One of our greatest political leaders for peace has passed away. The highlights of Ron Dellums’ extraordinary career in Congress and his lifelong commitment to the pursuit of justice and peace are nicely captured in the New York Times obituary.
I can add a few points not mentioned by the Times.
Dellums was a member of the Board of Directors and Executive Committee of SANE during the years I was Executive Director of the organization. He spoke at a number of our events over the years, and he assigned his very able assistant Carlottia Scott to be his representative at organizational meetings. Scott was a constant, supportive, brilliant source of political guidance and support throughout the 1980s when SANE and the Nuclear Weapons Freeze Campaign were at the peak of their influence.
Dellums and I spoke together at a number of rallies and conferences during those years. He was an eloquent speaker with a gift for words. He spoke of the need to connect disarmament and the struggle for racial and social justice by reminding audiences that the bomb is “an equal opportunity destroyer.” No one is safe from the indiscriminate mass annihilation of nuclear weapons, he would emphasize.
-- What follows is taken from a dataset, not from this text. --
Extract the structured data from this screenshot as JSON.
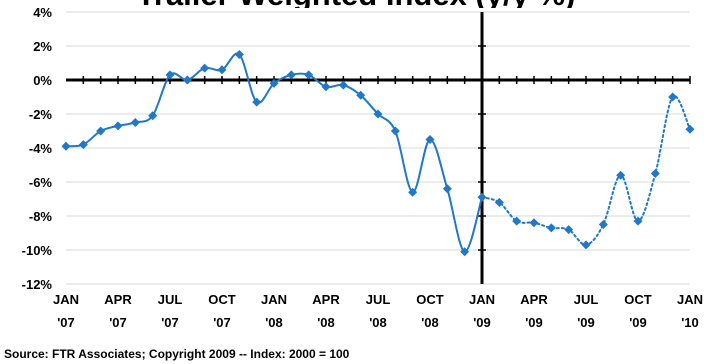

He linked the quest for greater domestic social spending to antimilitarism by quoting Dr. King’s famous indictment of the Vietnam War: the bombs being dropped over Hanoi were exploding in the streets of Harlem. The unconscionable sums of money wasted on war and weapons are diverting funds from programs to create economic opportunity and social uplift here at home.
I had occasion to reach out to Dellums again a few years ago when we invited him to deliver an opening keynote at the “Vietnam: Power of Protest” conference in Washington DC commemorating the 50th anniversary of the first antiwar protests. It was inspiring to see him, and to hear again that clear clarion voice calling us once more to the cause of peace.

Here is a link to the video of that May 2015 speech from Amy Goodman and Democracy Now.
Dellums recalled that evening how his life was changed when he heard Dr. King’s 1967 speech at Berkeley against the Vietnam War. Dellums realized then, he said, that “the peace movement is the ultimate movement, peace is the superior idea … Peace is not just the absence of war, it is the absence of conditions that give rise to war.”
Amen, brother Dellums. You will be missed, but we stand on your shoulders and will carry on the movement for justice and peace.